- Born: 7 June 1945 Jonzac, France
- Died: February 5, 2006 (aged 60) Toulouse, France

Education
- Alma mater: École Normale Supérieure

Philosophical work
- Era: 20th-century philosophy
- Region: Western philosophy
- School: Continental philosophy French historical epistemology
- Institutions: University of Toulouse II École des Hautes Études en Sciences Sociales
- Main interests: Philosophy, sociology, education, historical epistemology, philosophy of social sciences, social theory
- Notable ideas: Typology of sociological explanations

= Jean-Michel Berthelot =

French sociologist and philosopher

Jean-Michel Berthelot (/fr/; 7 June 1945 – 5 February 2006) was a French sociologist, philosopher, epistemologist and social theorist, specialist in philosophy of social sciences, history of sociology, sociology of education, sociology of knowledge, sociology of science and sociology of the body.

== Career ==
Former student of the École Normale Supérieure, Jean Michel Berthelot began his career as a teacher of philosophy in secondary education. After a PhD under the direction of Raymond Ledrut, he became professor of sociology at the University of Toulouse Jean Jaures from 1982 to 1997, where he directed the CERS (Centre d'études et de recherches sociologiques) and the doctoral school.

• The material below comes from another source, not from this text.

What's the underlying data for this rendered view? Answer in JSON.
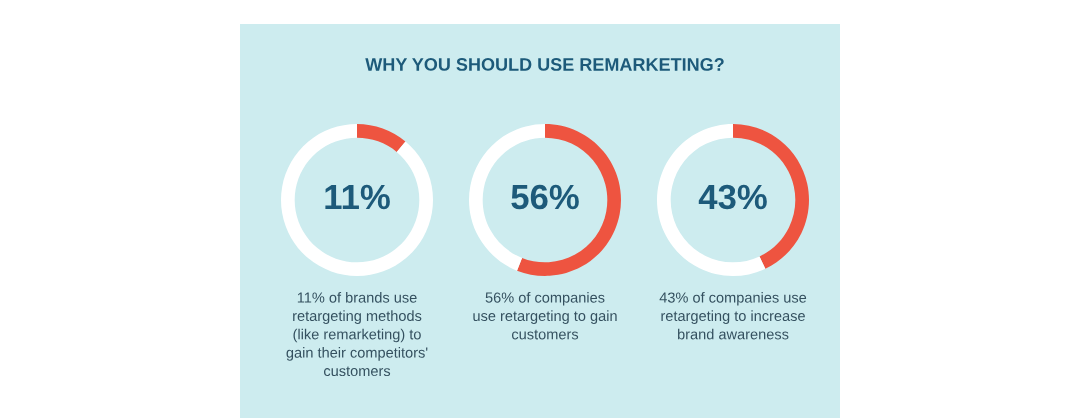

In 1997, he joined the University of Paris Sorbonne, first Paris V and then Paris IV. He was Secretary General of the International Association of French speaking sociologists Language (AISLF), from 1992 to 2000, as well as Secretary General of the journal "Les Cahiers Internationaux de Sociologie".

== Epistemology and history of sociology ==
Berthelot's philosophy and history of social sciences was influenced by Kant, French historical epistemology of Bachelard, Canguilhem, Koyré and Gaston Granger, the falsifiability of Popper and Lakatos and the epistemological reflections of sociologists, from Durkheim, Weber and Simmel to Passeron, Adorno and Habermas.

Jean-Michel Berthelot's epistemological work combined the philosophy and history of science in the study of sociological theories to understand the logic of construction and justification of sociological knowledge. Berthelot created a typology of sociological explanations, constituted by six logical schemas of intelligibility: causal, actancial, hermeneutic, structural, functionalist and dialectic. These types of explanation were the result of formalization of theory and arguments in the history of sociology.

Berthelot, at the same time, criticized the epistemic relativism and defended the pluralism and openness in sociology, which makes him, in the contemporary debate on philosophy of social sciences, a rationalist and constructivist. The pluralism in sociology, in Berthelot's epistemology, is not only inevitably, but even fruitful for the research and theoretical debate.

== Works ==
- 1983 Berthelot J.-M., Le piège scolaire, Paris, PUF, 304 pages.
- 1988 Berthelot J.-M. ed., E. Durkheim, Les règles de la méthode sociologique, nouvelle édition critique avec notice biographique, index, variantes, précédée d'une étude originale, Les règles de la méthode sociologique ou l'instauration du raisonnement expérimental en sociologie, 60 p. Paris, Flammarion, coll. Champs.
- 1991 Berthelot J.-M., La construction de la sociologie, Paris, PUF, collection Que-sais-je, 128 p., n° 2602. (5ème éd. 2001).
- 1995 Berthelot J.-M., Durkheim, l'avénement de la sociologie, Toulouse, PUM, 186 p.
- 1996 Berthelot J.-M., Les vertus de l'incertitude. Le travail de l'analyse dans les sciences sociales, Paris, PUF, 271 p. Réedition "Quadrige-Essais Débats", 2004
- 2000 Berthelot J.-M., Sociologie. Epistémologie d’une discipline. Textes fondamentaux, Bruxelles, De Boeck, 479 p.
- 2000 Berthelot J.-M., La sociologie française contemporaine (sous la direction de), Paris, PUF, 2000, 274 p. Réédition Quadrige, 2001, 2003.
- 2001 Berthelot J.-M., Epistémologie des sciences sociales (sous la direction de.), Paris, PUF, coll. 1er cycle, 600 p.
- 2003 Berthelot J.-M., Figures du texte scientifique (sous la direction de), Paris, PUF.
- 2005 Berthelot J.-M., Martin O., Collinet C., Savoirs et savants. Les études sur la science en France, Paris, PUF.
- 2008 Berthelot J.-M., L'emprise du vrai. Connaissance scientifique et modernité, Paris, PUF, (posthumous edition).